Who Is Peter Hotez? Vaccine Scientist and Advocate

Peter Hotez is an American physician-scientist, vaccine researcher, and one of the most prominent public voices in the fight against anti-science movements. He serves as Dean of the National School of Tropical Medicine at Baylor College of Medicine, where he also holds professorships in pediatrics and molecular virology and microbiology. He co-directs the Texas Children’s Hospital Center for Vaccine Development and holds the Endowed Chair in Tropical Pediatrics at Texas Children’s Hospital.

Hotez is best known for two things: developing low-cost vaccines for diseases that disproportionately affect the world’s poorest populations, and using his platform to push back against vaccine misinformation. His work sits at the intersection of laboratory science, global health policy, and public advocacy, which has made him both widely respected and a frequent target of anti-vaccine groups.

Career in Neglected Tropical Diseases

The core of Hotez’s scientific career centers on neglected tropical diseases, a group of infections that affect more than a billion people worldwide but receive relatively little funding or attention because they primarily strike communities living in extreme poverty. His research has focused on hookworm infection, schistosomiasis, Chagas disease, and leishmaniasis, all conditions where existing treatments are either inadequate or nonexistent.

Hotez has championed what he calls “antipoverty vaccines,” a concept built on the idea that preventing these diseases doesn’t just save lives but can break cycles of poverty by allowing children to grow, learn, and develop without the chronic burden of parasitic infection. Through the Texas Children’s Hospital Center for Vaccine Development, his team has worked on developing vaccines for hookworm and schistosomiasis, among others. His broader argument is that eliminating these diseases will require not just mass drug administration but new vaccines integrated into treatment programs.

He co-founded the academic journal PLOS Neglected Tropical Diseases, which became a major platform for research on these overlooked conditions and helped bring global attention to the field.

COVID-19 and Low-Cost Vaccine Development

Hotez gained wider public recognition during the COVID-19 pandemic. His team at Texas Children’s Hospital developed CORBEVAX, a COVID-19 vaccine designed to be affordable and accessible to low-income countries. Unlike the mRNA vaccines from Pfizer and Moderna, CORBEVAX used a more traditional protein-based approach that could be manufactured without expensive technology. The vaccine received Emergency Use Authorization in India, where it was produced at scale. The development model was built around the idea that vaccine technology should be shared freely rather than protected by patents, making it possible for manufacturers in developing nations to produce it themselves.

Fighting Anti-Vaccine Misinformation

What sets Hotez apart from many scientists is his willingness to engage directly and publicly with anti-science movements. This advocacy has deep personal roots. His daughter Rachel was diagnosed with autism and intellectual disabilities at a time when false claims linking vaccines to autism were gaining traction. As both a vaccine scientist and the parent of an autistic child, Hotez felt uniquely positioned to address the misinformation head-on.

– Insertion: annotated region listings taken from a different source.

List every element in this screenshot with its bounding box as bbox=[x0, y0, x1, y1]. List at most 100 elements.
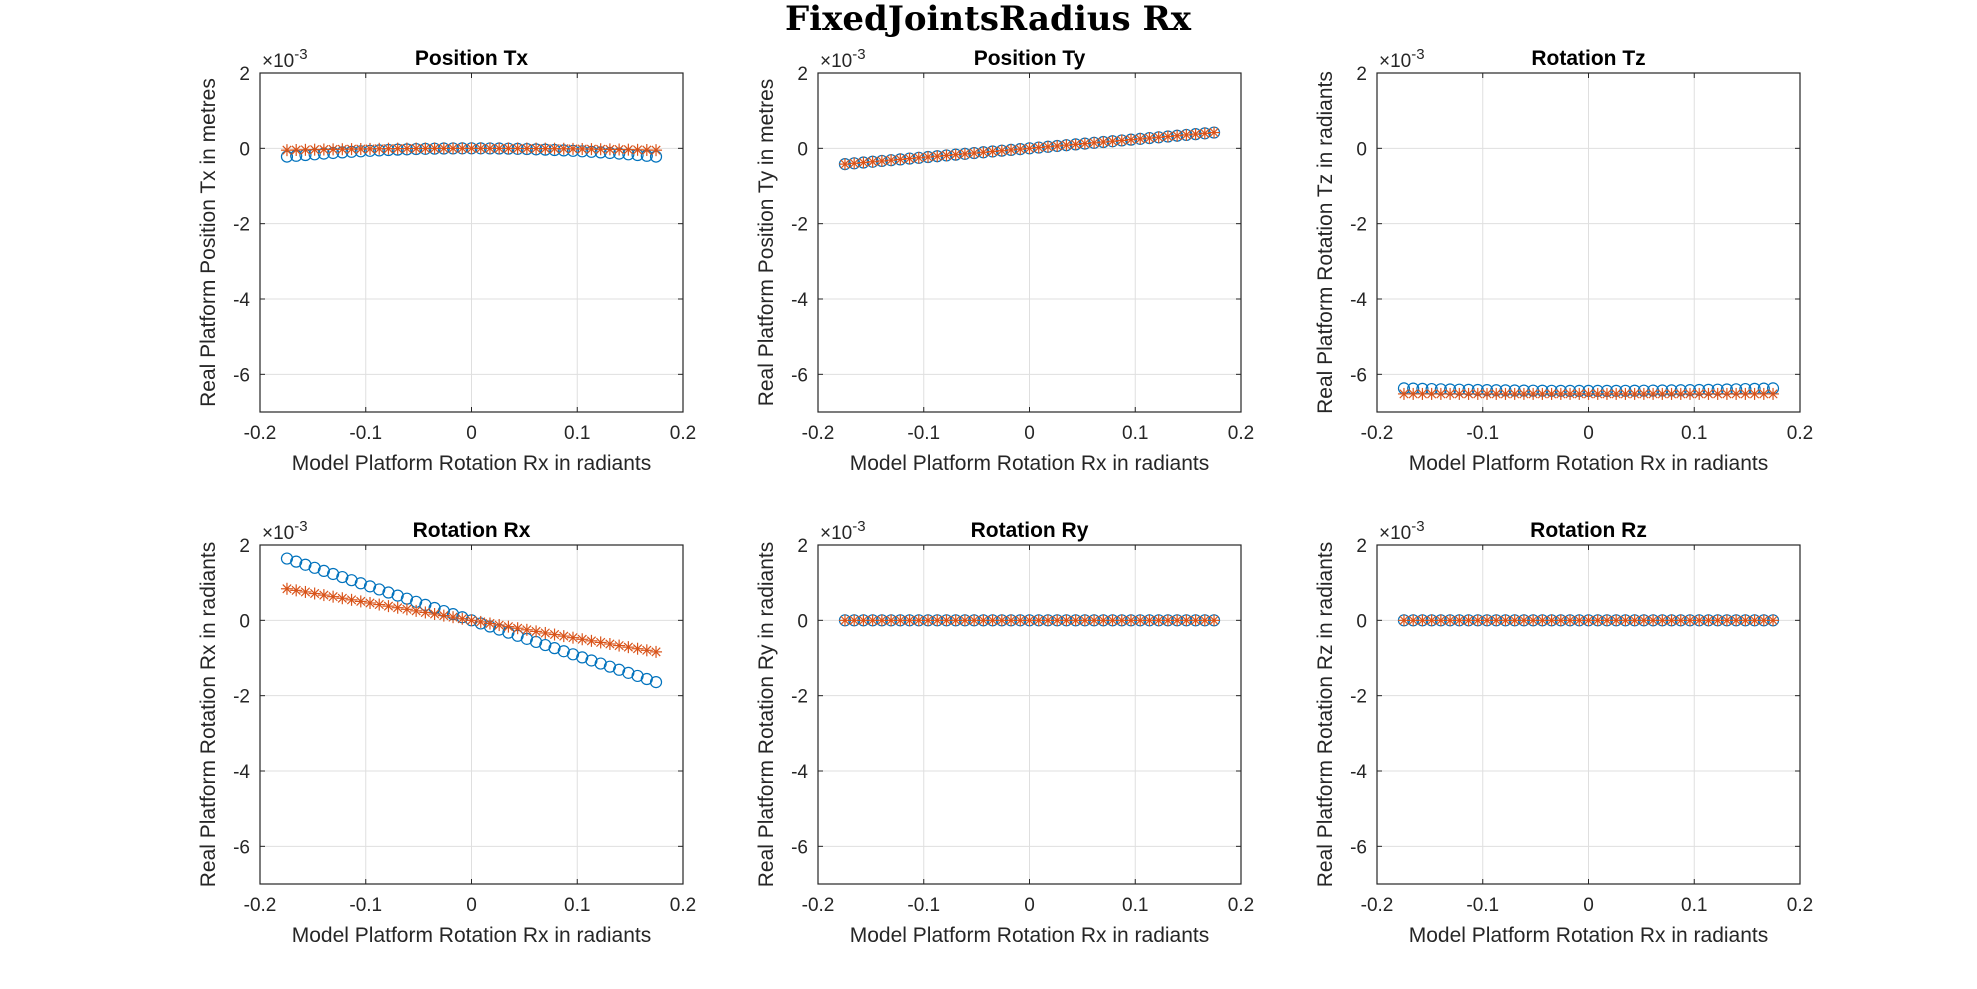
x-axis-label: Model Platform Rotation Rx in radiants bbox=[292, 452, 652, 475]
data-point bbox=[1005, 614, 1018, 627]
y-tick-label: -4 bbox=[1350, 762, 1367, 783]
data-point bbox=[894, 153, 907, 166]
data-point bbox=[437, 609, 450, 622]
subplot-title: Rotation Rx bbox=[413, 519, 531, 542]
axes-frame bbox=[817, 544, 1242, 885]
y-tick-label: -6 bbox=[1350, 837, 1367, 858]
x-tick-label: -0.2 bbox=[1361, 423, 1394, 444]
data-point bbox=[1462, 387, 1475, 400]
y-tick-label: -6 bbox=[233, 365, 250, 386]
y-axis-label: Real Platform Rotation Ry in radiants bbox=[755, 542, 778, 888]
x-tick-label: -0.2 bbox=[802, 895, 835, 916]
data-point bbox=[308, 561, 321, 574]
data-point bbox=[594, 636, 607, 649]
x-tick-label: 0.2 bbox=[670, 895, 696, 916]
series-asterisks bbox=[280, 582, 663, 658]
data-point bbox=[1767, 387, 1780, 400]
y-exponent-label: ×10-3 bbox=[820, 518, 866, 544]
data-point bbox=[1545, 614, 1558, 627]
y-tick-label: -6 bbox=[791, 837, 808, 858]
data-point bbox=[354, 595, 367, 608]
y-tick-label: 0 bbox=[797, 139, 808, 160]
data-point bbox=[640, 644, 653, 657]
data-point bbox=[977, 146, 990, 159]
data-point bbox=[354, 577, 367, 590]
x-tick-label: 0 bbox=[1024, 423, 1035, 444]
data-point bbox=[968, 614, 981, 627]
data-point bbox=[1499, 614, 1512, 627]
y-tick-label: -6 bbox=[233, 837, 250, 858]
data-point bbox=[1481, 614, 1494, 627]
y-tick-label: -2 bbox=[233, 687, 250, 708]
data-point bbox=[1637, 614, 1650, 627]
data-point bbox=[290, 555, 303, 568]
data-point bbox=[1757, 614, 1770, 627]
data-point bbox=[1508, 387, 1521, 400]
data-point bbox=[576, 633, 589, 646]
y-tick-label: -6 bbox=[791, 365, 808, 386]
x-tick-label: -0.1 bbox=[1466, 895, 1499, 916]
data-point bbox=[566, 631, 579, 644]
data-point bbox=[958, 147, 971, 160]
data-point bbox=[603, 637, 616, 650]
data-point bbox=[474, 615, 487, 628]
y-tick-label: 0 bbox=[1356, 139, 1367, 160]
data-point bbox=[1208, 126, 1221, 139]
data-point bbox=[1143, 132, 1156, 145]
subplot-5: -0.2 -0.1 0 0.1 0.2 2 0 -2 -4 -6 ×10-3 Rotation Ry M… bbox=[755, 518, 1254, 947]
x-axis-label: Model Platform Rotation Rx in radiants bbox=[1409, 924, 1769, 947]
axes-frame bbox=[1376, 72, 1801, 413]
x-tick-label: 0 bbox=[1583, 423, 1594, 444]
series-asterisks bbox=[838, 614, 1221, 627]
data-point bbox=[400, 603, 413, 616]
data-point bbox=[1554, 387, 1567, 400]
y-exponent-label: ×10-3 bbox=[1379, 46, 1425, 72]
data-point bbox=[1106, 614, 1119, 627]
y-axis-label: Real Platform Rotation Tz in radiants bbox=[1314, 71, 1337, 414]
data-point bbox=[1499, 387, 1512, 400]
data-point bbox=[539, 638, 552, 652]
axes-frame bbox=[817, 72, 1242, 413]
y-tick-label: -2 bbox=[791, 215, 808, 236]
subplot-6: -0.2 -0.1 0 0.1 0.2 2 0 -2 -4 -6 ×10-3 Rotation Rz M… bbox=[1314, 518, 1813, 947]
data-point bbox=[1124, 133, 1137, 146]
data-point bbox=[1683, 387, 1696, 400]
subplot-4: -0.2 -0.1 0 0.1 0.2 2 0 -2 -4 -6 ×10-3 Rotation Rx M… bbox=[197, 518, 696, 947]
data-point bbox=[875, 154, 888, 167]
data-point bbox=[345, 574, 358, 587]
data-point bbox=[557, 630, 570, 643]
subplot-title: Position Tx bbox=[415, 47, 528, 70]
y-axis-label: Real Platform Position Ty in metres bbox=[755, 79, 778, 407]
data-point bbox=[1767, 614, 1780, 627]
data-point bbox=[1161, 130, 1174, 143]
data-point bbox=[317, 589, 330, 602]
data-point bbox=[940, 149, 953, 162]
y-exponent-label: ×10-3 bbox=[1379, 518, 1425, 544]
data-point bbox=[650, 645, 663, 658]
y-tick-label: -4 bbox=[791, 762, 808, 783]
data-point bbox=[428, 608, 441, 621]
y-tick-label: 2 bbox=[797, 64, 808, 85]
x-tick-label: 0.1 bbox=[1681, 423, 1707, 444]
data-point bbox=[875, 614, 888, 627]
data-point bbox=[373, 583, 386, 596]
subplot-title: Rotation Tz bbox=[1531, 47, 1645, 70]
data-point bbox=[391, 601, 404, 614]
x-axis-label: Model Platform Rotation Rx in radiants bbox=[850, 452, 1210, 475]
data-point bbox=[345, 593, 358, 606]
y-tick-label: -2 bbox=[791, 687, 808, 708]
subplot-title: Rotation Ry bbox=[971, 519, 1089, 542]
x-axis-label: Model Platform Rotation Rx in radiants bbox=[850, 924, 1210, 947]
x-axis-label: Model Platform Rotation Rx in radiants bbox=[1409, 452, 1769, 475]
x-tick-label: -0.1 bbox=[907, 423, 940, 444]
x-tick-label: 0.1 bbox=[1122, 895, 1148, 916]
data-point bbox=[1490, 614, 1503, 627]
data-point bbox=[1171, 129, 1184, 142]
data-point bbox=[1115, 134, 1128, 147]
data-point bbox=[290, 584, 303, 597]
y-tick-label: 2 bbox=[1356, 64, 1367, 85]
data-point bbox=[585, 634, 598, 647]
data-point bbox=[1407, 387, 1420, 400]
x-tick-label: 0.1 bbox=[1681, 895, 1707, 916]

He published “Vaccines Did Not Cause Rachel’s Autism” in 2018, a book that combined his family’s story with the scientific evidence debunking the vaccine-autism link. Writing it made him, in his own words, “public enemy number one with anti-vaccine groups,” but it also gave him direct insight into how those movements operate. He has described the false narrative connecting vaccines to autism as a thread that “is still out there and it hasn’t gone away.”

His 2023 book, “The Deadly Rise of Anti-Science: A Scientist’s Warning,” expanded his focus beyond vaccines to the broader politicization of science. In it, he traces how partisan politics, internet algorithms, and organized disinformation campaigns have created what he calls a global “ecosystem” capable of undermining scientific progress. He points to data showing that during the pandemic, COVID-19 death rates were significantly higher in heavily Republican counties, which also had lower vaccination rates. He estimates roughly 200,000 deaths in the United States were attributable to vaccine refusal. The book reflects a genuine alarm that political hostility toward scientists could trigger what he describes as a dark era for public health.

Awards and Recognition

Hotez has been nominated for the Nobel Peace Prize for his work on neglected tropical diseases and global vaccine access. In 2024, he received the John P. McGovern Science and Society Award from Sigma Xi, the scientific research honor society, which recognizes scientists whose contributions extend beyond the lab to improve public understanding of science. That same year, Villanova University awarded him the Mendel Medal, given annually to outstanding contemporary scientists.

A profile in The Lancet described him as a “physician-scientist-warrior combating anti-science,” a characterization that captures the dual nature of his career. He is both a bench scientist developing vaccines for diseases most people in wealthy countries have never heard of and a public figure who has made confronting misinformation a central part of his professional identity. That combination has earned him recognition from scientific institutions and made him one of the most visible scientists in American public life.